While hunting for arrowheads this past spring on a farm in southern Iowa, a high school student made a discovery of mammoth proportions. In a creek, he found the jawbone of a mastodon—an elephant-like mammal that roamed Iowa until its extinction about 10,000 years ago. It was the second Ice Age fossil found on the property in three decades. The landowners summoned Tiffany Adrain (03MS), the University of Iowa Paleontology Repository collections manager, to the scene, which soon drew media attention from around the world. Adrain and her team of paleontology graduate students retrieved the fossil for safekeeping at the university, where it will be studied and preserved for years to come.
"It's a really nice specimen because the teeth are intact in the jaw and quite pristine," says Adrain, who's also a UI museum studies instructor. "There's only a little bit of wear on them from when they were used to eat, so this tells us it's a juvenile mastodon."
The 30-inch-long mastodon jawbone is one of the latest additions to the UI Paleontology Repository, known as one of the top university collections in North America. Inside Trowbridge Hall, scores of drawers and cabinets contain more than a million specimens that tell the history of the world. The repository started in 1855 with discoveries from the first geological survey of Iowa, but Adrain continues to accept fossils of trilobites, giant ground sloths, and other ancient creatures for the collection.
For its first 12 weeks at the repository, the mastodon jawbone lay immersed in a damp tub of straw to slow and even its drying process. Amanda Adams (16MS), the earth and environmental sciences PhD candidate charged with caring for the specimen, says the straw helped prevent the fossil from crumbling or cracking by both absorbing moisture and preventing water from evaporating too quickly.
Already, the university is using the fossil as a learning tool. UI geography students scanned the specimen to create 3D images for further study. Researchers are also investigating whether the fossil found at the farm 30 years ago comes from the same mastodon. A pollen and plant analysis of a soil sample taken at the site back then estimated the bones to be 34,000 years old.

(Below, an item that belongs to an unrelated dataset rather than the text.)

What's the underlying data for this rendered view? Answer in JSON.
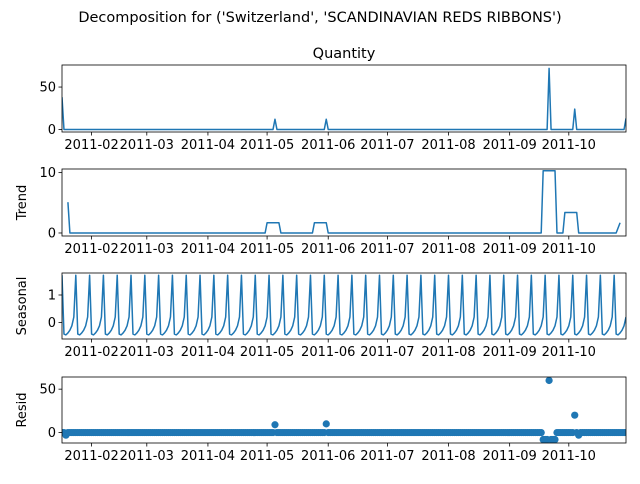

In addition to revealing more about prehistoric creatures and their extinction, Adrain notes that fossils can provide clues to help answer important global questions, such as what might happen with climate change. "It's all a record of what was and where it was and when it was," she says. "Things change, and you have to adapt and diversify, so it's interesting to see how plants and animals respond. I think it's important for us to know that."